Philosopher Gabriel van den Brink describes the citizens’ initiative in Frerichelo as one of many examples of community spirit in the Netherlands. He points to the millions of volunteers in the Netherlands, who are active in community centres, as informal caregivers or in sports clubs. “We really need to get rid of the idea that the Netherlands is made up of selfish people. There has always been a sense of community, but politicians have not always cared about it.”
At the same time, many (sporting) associations and institutions face a shortage of volunteers. According to Van den Brink, this is not necessarily due to a lack of participation. “If you ask people directly for help, they are often willing to do it. You just have to organize it.”
Van den Brink has seen a growing need for a sense of community in society for years, in response to decades of neoliberalism. The philosopher is “positively surprised” that the topic is now firmly on the political agenda, including in the NSC and the BBB, the two parties that emerge from the CDA. Communal thinking has traditionally played an important role in established Christian parties, such as the CDA and the Christian Union.
The BBB and NSC emphasize the importance of “regional identity” in their programs. For example, the BBB mentions the Achterhoek region, the Zaan region, and local traditions such as Easter bonfires, village fairs and carnival.
Van den Brink believes it is positive that political parties are talking about community spirit again, but warns that officials should not get in their way too much. “Don’t say from The Hague: This is how we’ll do it.” Van den Brink says this has gone wrong, for example, in the discussion about nitrogen emissions. “You can only retreat with farmers.”
Not back in time
Give people confidence, and according to the philosopher, beautiful things can arise. According to him, distrust towards citizens can lead to the opposite. “In the benefits issue, the basic rights of citizens have been violated due to lack of trust.”

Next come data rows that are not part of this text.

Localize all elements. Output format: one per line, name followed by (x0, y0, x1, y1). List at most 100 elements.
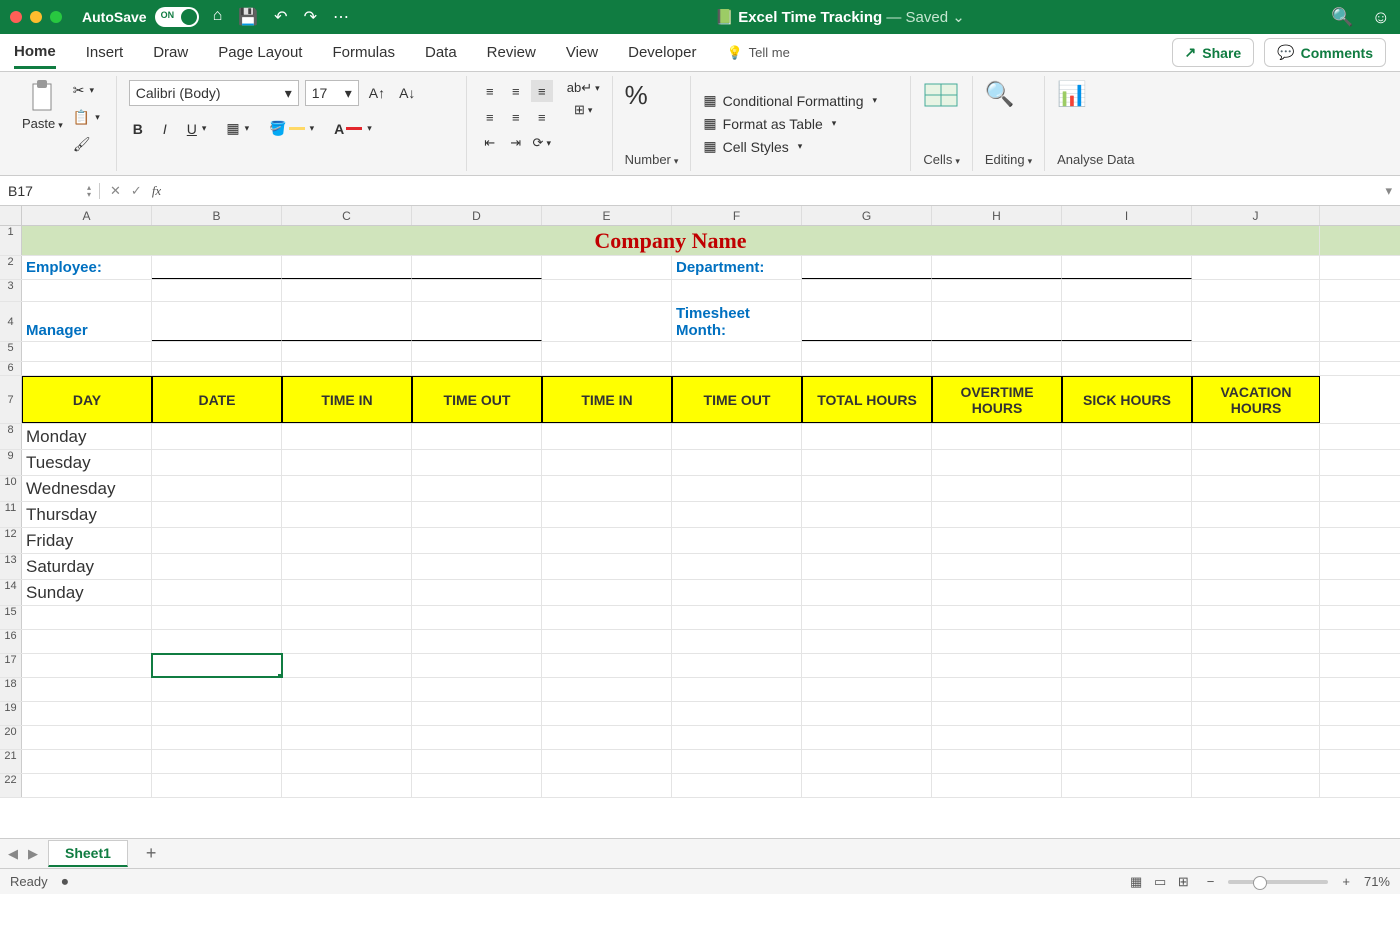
select-all[interactable] (0, 206, 22, 225)
row-header[interactable]: 20 (0, 726, 22, 749)
enter-formula-icon[interactable]: ✓ (131, 183, 142, 199)
number-format[interactable]: % (625, 80, 648, 111)
copy-icon[interactable]: 📋 (69, 107, 104, 128)
font-name-select[interactable]: Calibri (Body)▾ (129, 80, 299, 106)
hdr-total-hours[interactable]: TOTAL HOURS (802, 376, 932, 423)
search-icon[interactable]: 🔍 (1331, 7, 1353, 28)
undo-icon[interactable]: ↶ (274, 7, 287, 27)
company-name-cell[interactable]: Company Name (22, 226, 1320, 255)
cell-styles[interactable]: ▦ Cell Styles (703, 136, 802, 157)
maximize-window[interactable] (50, 11, 62, 23)
autosave-toggle[interactable]: ON (155, 7, 199, 27)
italic-button[interactable]: I (159, 119, 171, 139)
hdr-time-in-2[interactable]: TIME IN (542, 376, 672, 423)
hdr-vacation[interactable]: VACATION HOURS (1192, 376, 1320, 423)
row-header[interactable]: 16 (0, 630, 22, 653)
hdr-sick[interactable]: SICK HOURS (1062, 376, 1192, 423)
employee-label[interactable]: Employee: (22, 256, 152, 279)
row-header[interactable]: 7 (0, 376, 22, 423)
bold-button[interactable]: B (129, 119, 147, 139)
font-color-button[interactable]: A (330, 119, 376, 139)
day-cell[interactable]: Wednesday (22, 476, 152, 501)
[interactable] (152, 606, 282, 629)
save-icon[interactable]: 💾 (238, 7, 258, 27)
underline-button[interactable]: U (183, 119, 211, 139)
row-header[interactable]: 3 (0, 280, 22, 301)
close-window[interactable] (10, 11, 22, 23)
sheet-prev[interactable]: ◀ (8, 846, 18, 862)
row-header[interactable]: 19 (0, 702, 22, 725)
more-icon[interactable]: ⋯ (333, 7, 349, 27)
tab-data[interactable]: Data (425, 44, 457, 61)
increase-font-icon[interactable]: A↑ (365, 83, 389, 103)
tab-insert[interactable]: Insert (86, 44, 124, 61)
[interactable] (152, 726, 282, 749)
comments-button[interactable]: 💬 Comments (1264, 38, 1386, 67)
redo-icon[interactable]: ↷ (304, 7, 317, 27)
hdr-time-out-2[interactable]: TIME OUT (672, 376, 802, 423)
align-left[interactable]: ≡ (479, 106, 501, 128)
spreadsheet-grid[interactable]: A B C D E F G H I J 1 Company Name 2 Emp… (0, 206, 1400, 838)
align-center[interactable]: ≡ (505, 106, 527, 128)
cut-icon[interactable]: ✂ (69, 80, 104, 101)
row-header[interactable]: 22 (0, 774, 22, 797)
share-button[interactable]: ↗ Share (1172, 38, 1255, 67)
emoji-icon[interactable]: ☺ (1372, 7, 1390, 28)
decrease-font-icon[interactable]: A↓ (395, 83, 419, 103)
timesheet-month-field[interactable] (802, 302, 932, 341)
align-top[interactable]: ≡ (479, 80, 501, 102)
row-header[interactable]: 11 (0, 502, 22, 527)
fill-color-button[interactable]: 🪣 (265, 118, 318, 139)
cancel-formula-icon[interactable]: ✕ (110, 183, 121, 199)
orientation[interactable]: ⟳ (531, 132, 553, 154)
row-header[interactable]: 14 (0, 580, 22, 605)
day-cell[interactable]: Sunday (22, 580, 152, 605)
row-header[interactable]: 1 (0, 226, 22, 255)
indent-decrease[interactable]: ⇤ (479, 132, 501, 154)
row-header[interactable]: 6 (0, 362, 22, 375)
tab-page-layout[interactable]: Page Layout (218, 44, 302, 61)
cells-button[interactable] (923, 80, 959, 110)
col-header[interactable]: D (412, 206, 542, 225)
col-header[interactable]: G (802, 206, 932, 225)
hdr-overtime[interactable]: OVERTIME HOURS (932, 376, 1062, 423)
hdr-time-out[interactable]: TIME OUT (412, 376, 542, 423)
[interactable] (152, 750, 282, 773)
manager-label[interactable]: Manager (22, 302, 152, 341)
row-header[interactable]: 13 (0, 554, 22, 579)
department-field[interactable] (802, 256, 932, 279)
[interactable] (152, 702, 282, 725)
col-header[interactable]: E (542, 206, 672, 225)
hdr-time-in[interactable]: TIME IN (282, 376, 412, 423)
row-header[interactable]: 9 (0, 450, 22, 475)
row-header[interactable]: 12 (0, 528, 22, 553)
row-header[interactable]: 2 (0, 256, 22, 279)
format-painter-icon[interactable]: 🖌 (69, 134, 104, 155)
home-icon[interactable]: ⌂ (213, 7, 223, 27)
day-cell[interactable]: Monday (22, 424, 152, 449)
hdr-day[interactable]: DAY (22, 376, 152, 423)
name-box[interactable]: B17 ▴▾ (0, 183, 100, 199)
row-header[interactable]: 4 (0, 302, 22, 341)
[interactable] (152, 630, 282, 653)
sheet-tab[interactable]: Sheet1 (48, 840, 128, 867)
col-header[interactable]: I (1062, 206, 1192, 225)
row-header[interactable]: 21 (0, 750, 22, 773)
formula-input[interactable] (171, 183, 1377, 199)
col-header[interactable]: H (932, 206, 1062, 225)
border-button[interactable]: ▦ (222, 118, 253, 139)
add-sheet-button[interactable]: + (138, 843, 165, 864)
indent-increase[interactable]: ⇥ (505, 132, 527, 154)
view-page-break-icon[interactable]: ⊞ (1174, 874, 1193, 889)
row-header[interactable]: 10 (0, 476, 22, 501)
col-header[interactable]: J (1192, 206, 1320, 225)
col-header[interactable]: F (672, 206, 802, 225)
tab-draw[interactable]: Draw (153, 44, 188, 61)
tab-developer[interactable]: Developer (628, 44, 696, 61)
department-label[interactable]: Department: (672, 256, 802, 279)
zoom-slider[interactable] (1228, 880, 1328, 884)
tab-home[interactable]: Home (14, 43, 56, 69)
day-cell[interactable]: Saturday (22, 554, 152, 579)
active-cell[interactable] (152, 654, 282, 677)
conditional-formatting[interactable]: ▦ Conditional Formatting (703, 90, 877, 111)
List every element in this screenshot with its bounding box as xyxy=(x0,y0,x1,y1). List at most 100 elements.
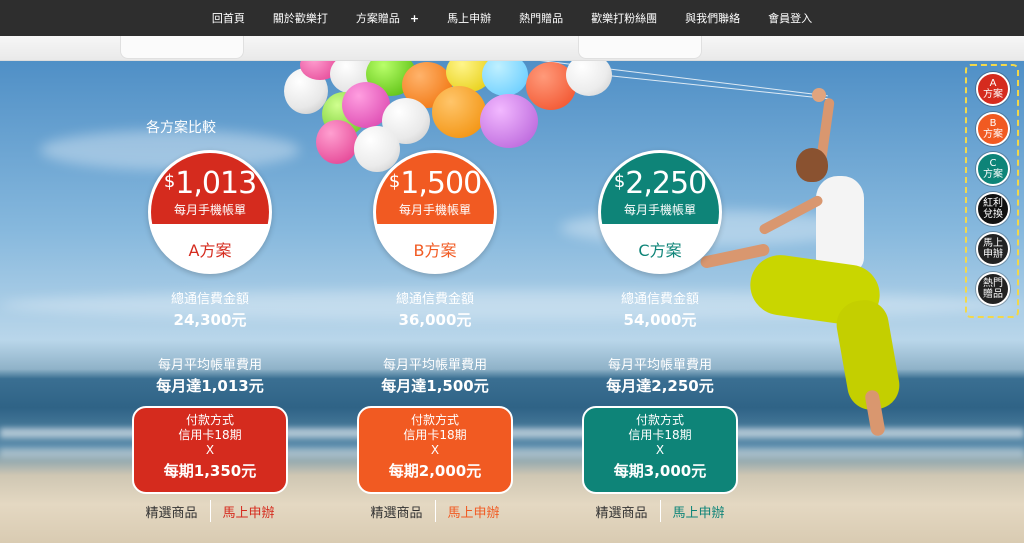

Van den Brink also warns against too high expectations. “We have to abandon romantic ideas about the past. We cannot go back to the village communities of the past. But I see a lot of great initiatives spread across the country, which gives me hope.”
For example, there are citizens who want to save supermarkets threatened by closure, people who start a vegetable garden together, and there are initiatives to help people with limited means. Van den Brink. “I have a positive view of humanity, but I’m also a realist. You don’t go from a very individualistic country to a society where people do everything together again. That takes time and space.”